If you didn’t hunt, you didn’t eat. It was as simple as that in the 13th century.
Anything that helped find dinner was a good thing, and anything that got between dinner and the dinner table was a bad thing. Otters were a bad thing in the 1200s because what otters ate was also what people ate, and fishermen didn’t appreciate the competition. Compounding demand was that a lot of the population was Catholic, and Catholics ate fish on Fridays.
The Otterhound, with its webbed feet, thick double coat, and a nose so acute that it could smell in the morning the otter that had swum through the water the night before, was a big part in controlling otters.
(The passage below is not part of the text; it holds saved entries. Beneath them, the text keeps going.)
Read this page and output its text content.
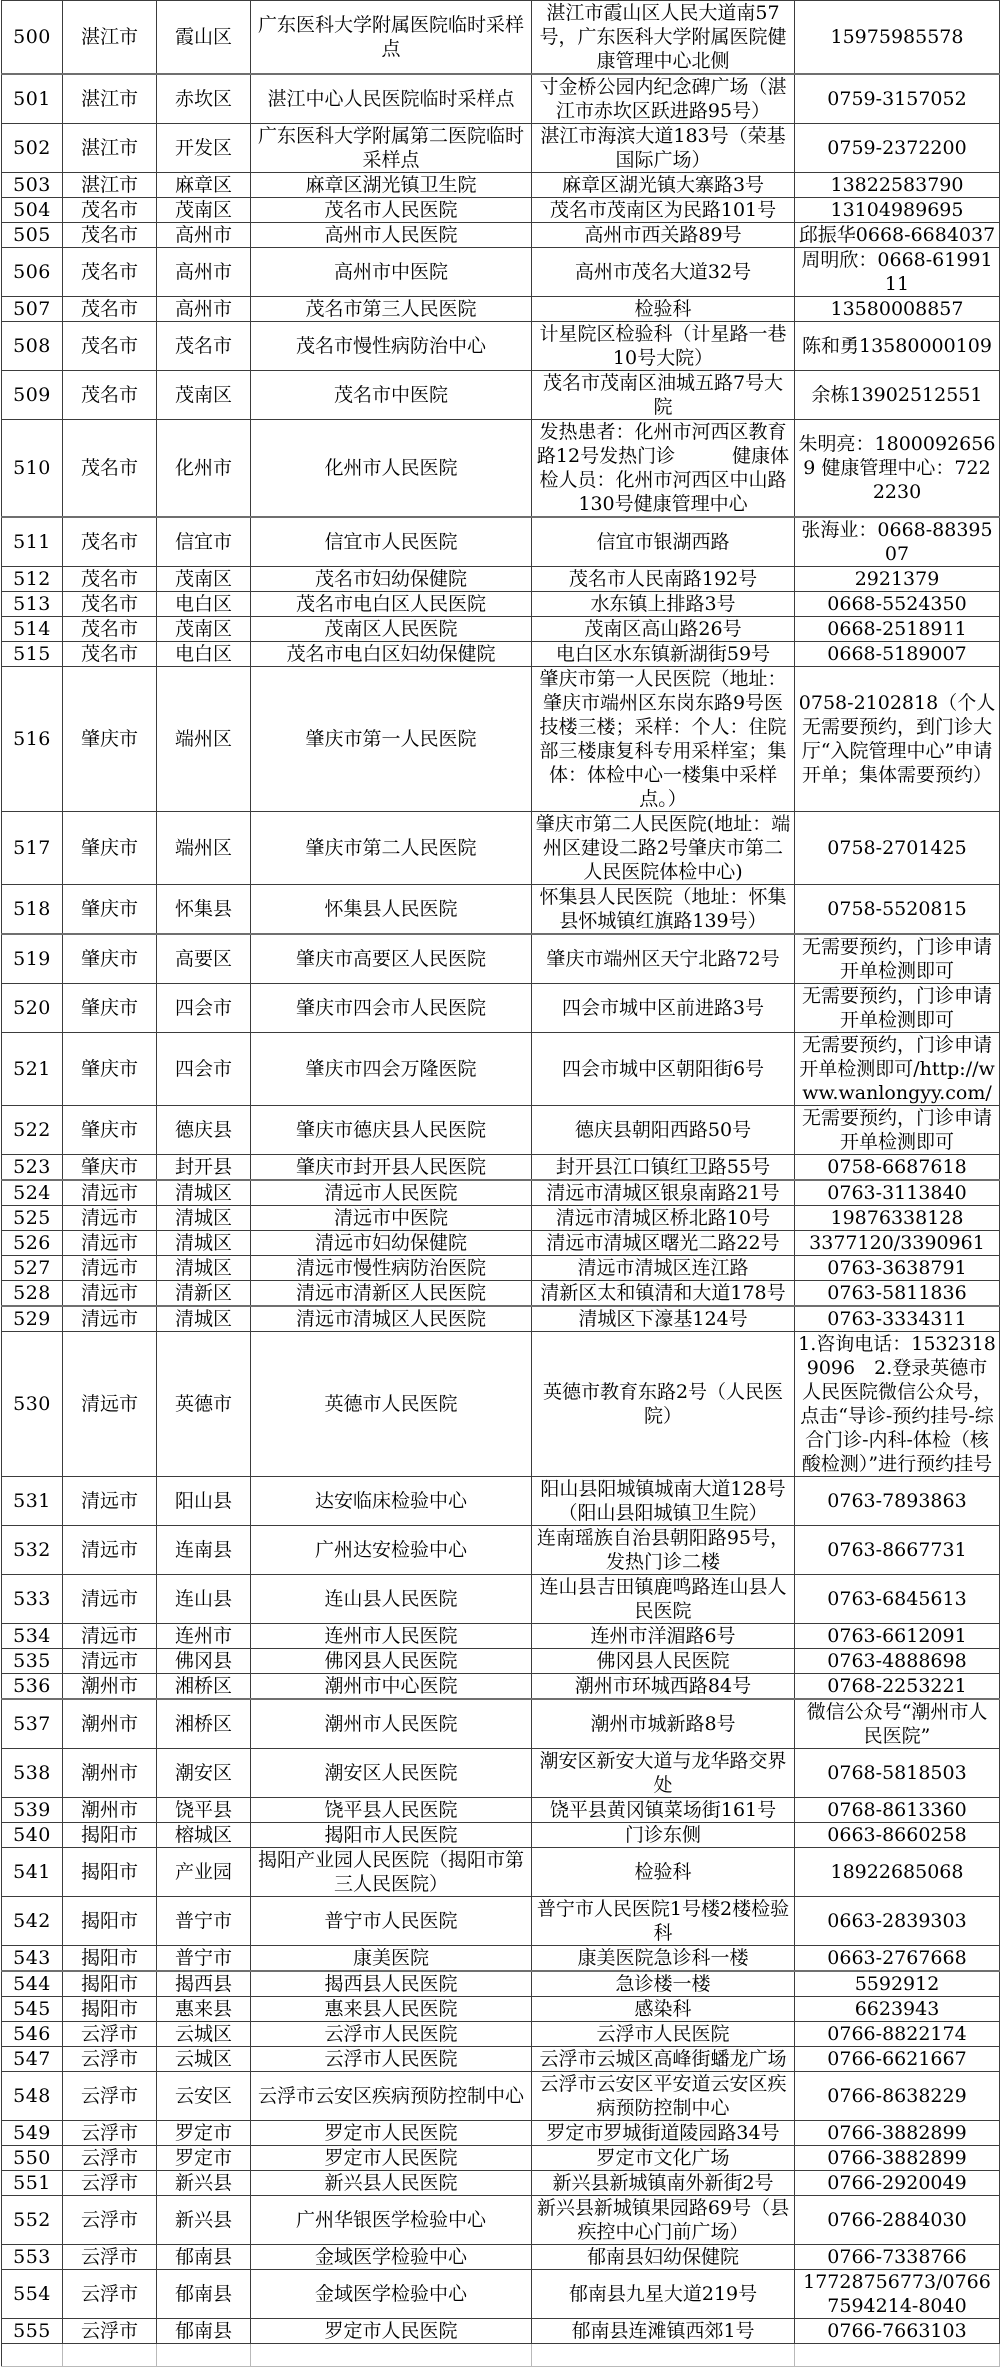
500	湛江市	霞山区	广东医科大学附属医院临时采样点	湛江市霞山区人民大道南57号，广东医科大学附属医院健康管理中心北侧	15975985578
501	湛江市	赤坎区	湛江中心人民医院临时采样点	寸金桥公园内纪念碑广场（湛江市赤坎区跃进路95号）	0759-3157052
502	湛江市	开发区	广东医科大学附属第二医院临时采样点	湛江市海滨大道183号（荣基国际广场）	0759-2372200
503	湛江市	麻章区	麻章区湖光镇卫生院	麻章区湖光镇大寨路3号	13822583790
504	茂名市	茂南区	茂名市人民医院	茂名市茂南区为民路101号	13104989695
505	茂名市	高州市	高州市人民医院	高州市西关路89号	邱振华0668-6684037
506	茂名市	高州市	高州市中医院	高州市茂名大道32号	周明欣：0668-6199111
507	茂名市	高州市	茂名市第三人民医院	检验科	13580008857
508	茂名市	茂名市	茂名市慢性病防治中心	计星院区检验科（计星路一巷10号大院）	陈和勇13580000109
509	茂名市	茂南区	茂名市中医院	茂名市茂南区油城五路7号大院	余栋13902512551
510	茂名市	化州市	化州市人民医院	发热患者：化州市河西区教育路12号发热门诊　　　健康体检人员：化州市河西区中山路130号健康管理中心	朱明亮：18000926569 健康管理中心：7222230
511	茂名市	信宜市	信宜市人民医院	信宜市银湖西路	张海业：0668-8839507
512	茂名市	茂南区	茂名市妇幼保健院	茂名市人民南路192号	2921379
513	茂名市	电白区	茂名市电白区人民医院	水东镇上排路3号	0668-5524350
514	茂名市	茂南区	茂南区人民医院	茂南区高山路26号	0668-2518911
515	茂名市	电白区	茂名市电白区妇幼保健院	电白区水东镇新湖街59号	0668-5189007
516	肇庆市	端州区	肇庆市第一人民医院	肇庆市第一人民医院（地址：肇庆市端州区东岗东路9号医技楼三楼；采样：个人：住院部三楼康复科专用采样室；集体：体检中心一楼集中采样点。）	0758-2102818（个人无需要预约，到门诊大厅“入院管理中心”申请开单；集体需要预约）
517	肇庆市	端州区	肇庆市第二人民医院	肇庆市第二人民医院(地址：端州区建设二路2号肇庆市第二人民医院体检中心)	0758-2701425
518	肇庆市	怀集县	怀集县人民医院	怀集县人民医院（地址：怀集县怀城镇红旗路139号）	0758-5520815
519	肇庆市	高要区	肇庆市高要区人民医院	肇庆市端州区天宁北路72号	无需要预约，门诊申请开单检测即可
520	肇庆市	四会市	肇庆市四会市人民医院	四会市城中区前进路3号	无需要预约，门诊申请开单检测即可
521	肇庆市	四会市	肇庆市四会万隆医院	四会市城中区朝阳街6号	无需要预约，门诊申请开单检测即可/http://www.wanlongyy.com/
522	肇庆市	德庆县	肇庆市德庆县人民医院	德庆县朝阳西路50号	无需要预约，门诊申请开单检测即可
523	肇庆市	封开县	肇庆市封开县人民医院	封开县江口镇红卫路55号	0758-6687618
524	清远市	清城区	清远市人民医院	清远市清城区银泉南路21号	0763-3113840
525	清远市	清城区	清远市中医院	清远市清城区桥北路10号	19876338128
526	清远市	清城区	清远市妇幼保健院	清远市清城区曙光二路22号	3377120/3390961
527	清远市	清城区	清远市慢性病防治医院	清远市清城区连江路	0763-3638791
528	清远市	清新区	清远市清新区人民医院	清新区太和镇清和大道178号	0763-5811836
529	清远市	清城区	清远市清城区人民医院	清城区下濠基124号	0763-3334311
530	清远市	英德市	英德市人民医院	英德市教育东路2号（人民医院）	1.咨询电话：15323189096　2.登录英德市人民医院微信公众号，点击“导诊-预约挂号-综合门诊-内科-体检（核酸检测）”进行预约挂号
531	清远市	阳山县	达安临床检验中心	阳山县阳城镇城南大道128号（阳山县阳城镇卫生院）	0763-7893863
532	清远市	连南县	广州达安检验中心	连南瑶族自治县朝阳路95号，发热门诊二楼	0763-8667731
533	清远市	连山县	连山县人民医院	连山县吉田镇鹿鸣路连山县人民医院	0763-6845613
534	清远市	连州市	连州市人民医院	连州市洋湄路6号	0763-6612091
535	清远市	佛冈县	佛冈县人民医院	佛冈县人民医院	0763-4888698
536	潮州市	湘桥区	潮州市中心医院	潮州市环城西路84号	0768-2253221
537	潮州市	湘桥区	潮州市人民医院	潮州市城新路8号	微信公众号“潮州市人民医院”
538	潮州市	潮安区	潮安区人民医院	潮安区新安大道与龙华路交界处	0768-5818503
539	潮州市	饶平县	饶平县人民医院	饶平县黄冈镇菜场街161号	0768-8613360
540	揭阳市	榕城区	揭阳市人民医院	门诊东侧	0663-8660258
541	揭阳市	产业园	揭阳产业园人民医院（揭阳市第三人民医院）	检验科	18922685068
542	揭阳市	普宁市	普宁市人民医院	普宁市人民医院1号楼2楼检验科	0663-2839303
543	揭阳市	普宁市	康美医院	康美医院急诊科一楼	0663-2767668
544	揭阳市	揭西县	揭西县人民医院	急诊楼一楼	5592912
545	揭阳市	惠来县	惠来县人民医院	感染科	6623943
546	云浮市	云城区	云浮市人民医院	云浮市人民医院	0766-8822174
547	云浮市	云城区	云浮市人民医院	云浮市云城区高峰街蟠龙广场	0766-6621667
548	云浮市	云安区	云浮市云安区疾病预防控制中心	云浮市云安区平安道云安区疾病预防控制中心	0766-8638229
549	云浮市	罗定市	罗定市人民医院	罗定市罗城街道陵园路34号	0766-3882899
550	云浮市	罗定市	罗定市人民医院	罗定市文化广场	0766-3882899
551	云浮市	新兴县	新兴县人民医院	新兴县新城镇南外新街2号	0766-2920049
552	云浮市	新兴县	广州华银医学检验中心	新兴县新城镇果园路69号（县疾控中心门前广场）	0766-2884030
553	云浮市	郁南县	金域医学检验中心	郁南县妇幼保健院	0766-7338766
554	云浮市	郁南县	金域医学检验中心	郁南县九星大道219号	17728756773/07667594214-8040
555	云浮市	郁南县	罗定市人民医院	郁南县连滩镇西郊1号	0766-7663103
Most sources report that the earliest written mention of using Otterhounds was in 1212 when King John kept a pack for hunting, and created an official Master of Otterhounds, but his father, Henry II, had hunted otter as early as 1170. Some experts maintain that otter hunting is more ancient than fox hunting, particular when viewed as sport and not as vermin control.
Centuries later, another sportsman, Parson Jack Russell, discovered the value of the Otterhound. In his book, Hunt and Working Terriers, author Jocelyn Lucas (who knew a thing or two about working terriers) reported that Russell had once said that he walked three thousand miles of Devon rivers and never found one otter, and that it wasn’t until someone lent him an experienced Otterhound that Russell finally found one.
In her fine article, Ria Hörter, one of our favorite dog writers, writes that with money presumably inherited from his grandfather, the Parson bought his first pack of Otterhounds, and was so successful with them in the summer of 1820 that he was mentioned in hunting magazines. While we correctly associate Parson Russell with the breeds that bear his name, he actually became a “Master of Otterhounds.”
Sometimes, all you need is the right dog.
Image of the Reverend “Jack” Russell of Swimbridge
Lovely. Now we know! I love Jack Russel, never new about the Master Otterhounds an also I never knew that this dog was used for hunting otters, Thank you.
Thanks for writing, Dana. We never knew this about Parson Russell, either! It just goes to show that no matter how long we’re “in” dogs, we never stop learning.